Do the masculine stereotypes of tough men being good bosses cause a disconnect with their teams?
I was consulting with a business owner and CEO who appeared to be on the brink of loosing several key people. A recent spate of employees negotiating with him about other opportunities prompted him to question and review his leadership.
According to interviews with the employees of his firm of about 25 people, most perceived him as distant, arrogant, and disengaged. He was barely in the office. He would pop in for a few hours, seemingly only to make suggestions. He was alternately chummy and disdainful. He would always make time to hear suggestions, but never implemented them, conveying an air of intellectual superiority. His team stopped making suggestions. They reported that their boss seemed to want to be somewhere else, and that he didn’t really care. They liked the work but were frustrated by the lack of the guidance and encouragement they craved.

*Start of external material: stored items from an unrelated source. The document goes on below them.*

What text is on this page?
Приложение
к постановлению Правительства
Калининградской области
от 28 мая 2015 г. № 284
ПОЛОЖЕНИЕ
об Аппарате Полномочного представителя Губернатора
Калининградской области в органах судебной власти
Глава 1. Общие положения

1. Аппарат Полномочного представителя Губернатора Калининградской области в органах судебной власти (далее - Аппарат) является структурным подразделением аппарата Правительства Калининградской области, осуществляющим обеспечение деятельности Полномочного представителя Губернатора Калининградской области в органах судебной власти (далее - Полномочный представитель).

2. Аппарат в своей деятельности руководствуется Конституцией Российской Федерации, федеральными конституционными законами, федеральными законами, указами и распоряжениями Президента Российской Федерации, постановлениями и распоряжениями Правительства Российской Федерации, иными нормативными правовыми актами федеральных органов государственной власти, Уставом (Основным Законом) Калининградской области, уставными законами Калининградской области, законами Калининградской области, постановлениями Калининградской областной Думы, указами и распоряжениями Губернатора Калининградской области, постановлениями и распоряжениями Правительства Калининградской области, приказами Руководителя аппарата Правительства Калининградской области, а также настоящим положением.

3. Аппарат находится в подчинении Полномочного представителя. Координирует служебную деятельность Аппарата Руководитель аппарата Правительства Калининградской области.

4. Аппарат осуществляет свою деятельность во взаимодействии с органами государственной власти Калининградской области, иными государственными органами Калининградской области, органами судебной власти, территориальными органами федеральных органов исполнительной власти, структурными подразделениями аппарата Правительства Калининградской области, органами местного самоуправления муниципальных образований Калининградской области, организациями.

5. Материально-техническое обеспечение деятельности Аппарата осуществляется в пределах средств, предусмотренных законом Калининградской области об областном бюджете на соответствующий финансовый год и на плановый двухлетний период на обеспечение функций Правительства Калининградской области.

According to the CEO, he cared about his business tremendously. He was out of the office taking meetings and attending conferences that would enrich the business and create new opportunities. He believed he brought calm to the office when he arrived. He illustrated several ways that he was putting sufficient effort into corralling the team at meetings, offering opportunities to get together outside of work and boost employee morale. He would often introduce some of the rich thoughts he was pondering about the business or even about life and share them with the office to help spark their creativity.
From his perspective, he couldn’t be more engaged. I asked him where he thought the experiential break down might be, and what he thought he was or wasn’t doing that could be causing his team to perceive him as arrogant and uncaring.
He humbly admitted he had No Idea.
I joked that since he couldn’t possibly have hired a team completely comprised of delusional complainers, there must be some reason for the disconnect: some cultural, generational or philosophical assumption that could be warping the connection. I inquired how he would define his leadership philosophy.
He supposed his leadership style derived mostly from his father, who was the head of very successful franchise business. His father’s leadership motto was to not get caught up in Praise or Blame. Although he tried very hard not to blame his employees when they screwed up, he never praised them, either.
I could see how this strategy could cause some problems. “How do you let your employees know when they’ve done a good job?”
“Other than their paycheck, I don’t,” he explained. “Why should I praise them for doing the job they are being paid to do? I don’t want to them to rely on me for job approval. I want them to do their work.” He thought it made him less of a leader to offer praise, and added, “Perhaps that is something “women” leaders do.”
One aspect of this particular divide became clear: Aside from having some pretty outdated ideas about gender roles and leadership, this hard working, committed leader did not know the difference between praise and appreciation.
I had to agree with him about some forms of praise: Praise can be empty. Praise can uplift us, but not always fortify us: “You’re so amazing.” “You’re so talented.” “You are such a nice person.” “You are such a good worker.” “You are doing a great job!!!” Praise has no specific reflection of value, worth, impact or guidelines attached to it. It can seem insincere.
Appreciation, on the other hand, is an active expressive of gratitude (whether given by men or women.)
When you openly appreciate someone, it communicates that their talents and efforts are being seen, and that they are making an impact. “Thanks for your hard work on the launch this week — Your commitment and availability really made a difference.” “We never would have scored that account without your repeated efforts.” “When you work on that level, you improve the reputation of this company.” Appreciation goes hand-in-hand with encouragement: “Your results surpassed my expectations and made all our jobs easier today. Keep it up.”
Appreciation can also be expressed in gifts, raises, promotions and special privileges.
Appreciation is not empty praise. It breeds connection, and reminds people of their importance and relevance. It is an essential element of partnership and teamwork, at work and home.
I shared with him the difference, but he wasn’t convinced.
I asked him if he had a favorite sport. It was soccer, which was timely.
“Can you imagine if a player scored a lot of goals — which of course is his job — and was neither heralded or high-fived at any point?”
He smiled and shook his head no.
“That’s genuine appreciation. It nourishes success and teamwork. It urges each player to play their best. It’s not praise. It’s something else.”
As I left him with his thoughts, I hoped that he would understand how essential appreciation is for good leadership, and how giving it would increase his experience of his influence, integrity and manhood.